Imagine receber uma mensagem no WhatsApp. A foto é do seu advogado. O nome é dele. A mensagem diz que o processo que você aguarda há anos finalmente teve uma decisão favorável e que, para liberar o dinheiro (uma indenização, por exemplo), você precisa pagar uma “taxa de urgência” ou “custas judiciais” imediatamente, via Pix. O senso de urgência é total.
Muitas pessoas, ansiosas pela boa notícia, acabam caindo. Só depois descobrem que tudo não passou de um golpe: criminosos clonaram ou criaram um número falso usando os dados públicos do advogado para enganar seus clientes.
Esse é o “Golpe do Falso Advogado”, uma fraude que se tornou uma epidemia digital, causando prejuízos financeiros e emocionais gigantescos, especialmente em pessoas mais vulneráveis, como idosos. Até agora, combater isso era lento. A vítima registrava um boletim de ocorrência, o advogado tentava avisar as operadoras, mas o processo era burocrático. O criminoso, nesse meio tempo, já havia trocado de número e feito novas vítimas.
Agora, uma decisão inédita da Justiça Federal em Mato Grosso do Sul promete mudar esse cenário de forma drástica.
A Decisão: Um “Botão de Emergência” para a OAB
Atendendo a um pedido urgente da OAB de Mato Grosso do Sul (OAB/MS), o juiz federal Pedro Pereira dos Santos, da 4ª Vara Federal de Campo Grande, deu uma ordem direta às gigantes da comunicação: Claro, TIM, Vivo e Meta (dona do WhatsApp).
Elas foram obrigadas a criar um canal de comunicação exclusivo, direto e imediato para a OAB/MS.
Funciona assim:
- Um cidadão ou um advogado identifica um número de telefone sendo usado para o golpe.
- Ele denuncia imediatamente à OAB/MS, enviando as provas (como prints da conversa).
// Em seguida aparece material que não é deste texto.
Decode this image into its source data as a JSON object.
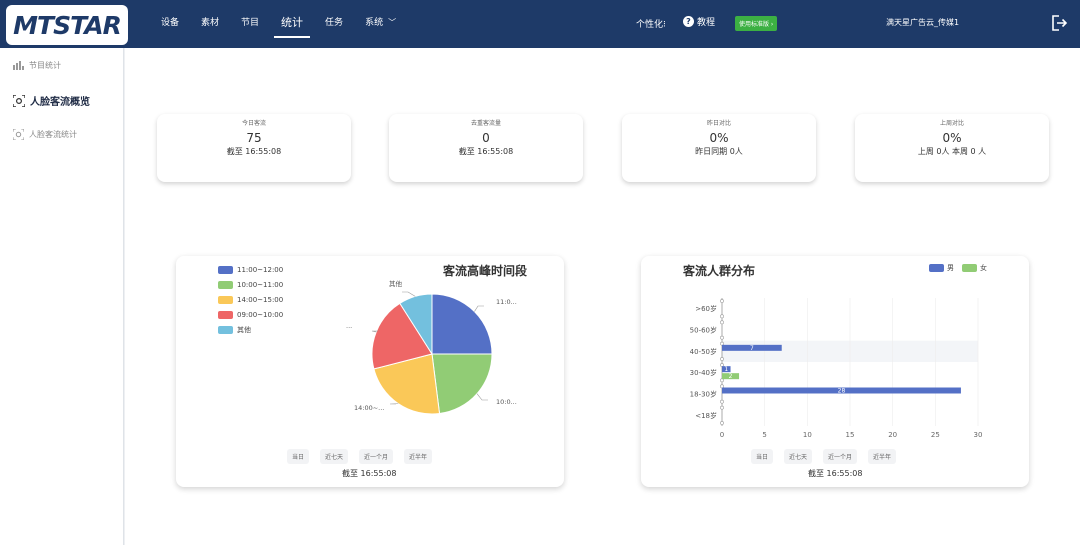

- A OAB/MS analisa rapidamente a denúncia e, confirmando a fraude, usa esse novo “canal direto” para notificar a operadora responsável por aquele número.
- A partir dessa notificação, a operadora (Claro, TIM, Vivo ou Meta) tem o prazo máximo de apenas uma hora para bloquear totalmente a linha ou a conta usada no golpe.
Se a empresa não cumprir o prazo de uma hora, ela pagará uma multa diária de R$ 20 mil.
Por que a OAB pode fazer isso?
A Justiça reconheceu que a OAB não está defendendo apenas os advogados (que têm sua imagem e nome roubados), mas sim toda a sociedade. O juiz entendeu que as operadoras estavam sendo omissas, permitindo que os golpes continuassem mesmo com tantas notícias e reclamações.
Ao dar esse poder à OAB/MS, a Justiça cria um “intermediário” de confiança. Em vez de uma vítima tentar provar sozinha que aquilo é um golpe, a própria Ordem dos Advogados faz essa verificação e usa sua autoridade para exigir o bloqueio imediato.
Segundo o presidente da OAB/MS, Bitto Pereira, esta é uma “vitória importante” e um primeiro passo fundamental. A luta contra os falsários será contínua, mas agora a entidade tem uma ferramenta ágil para estancar a fraude assim que ela é descoberta, protegendo inúmeras vítimas antes que elas percam seu dinheiro.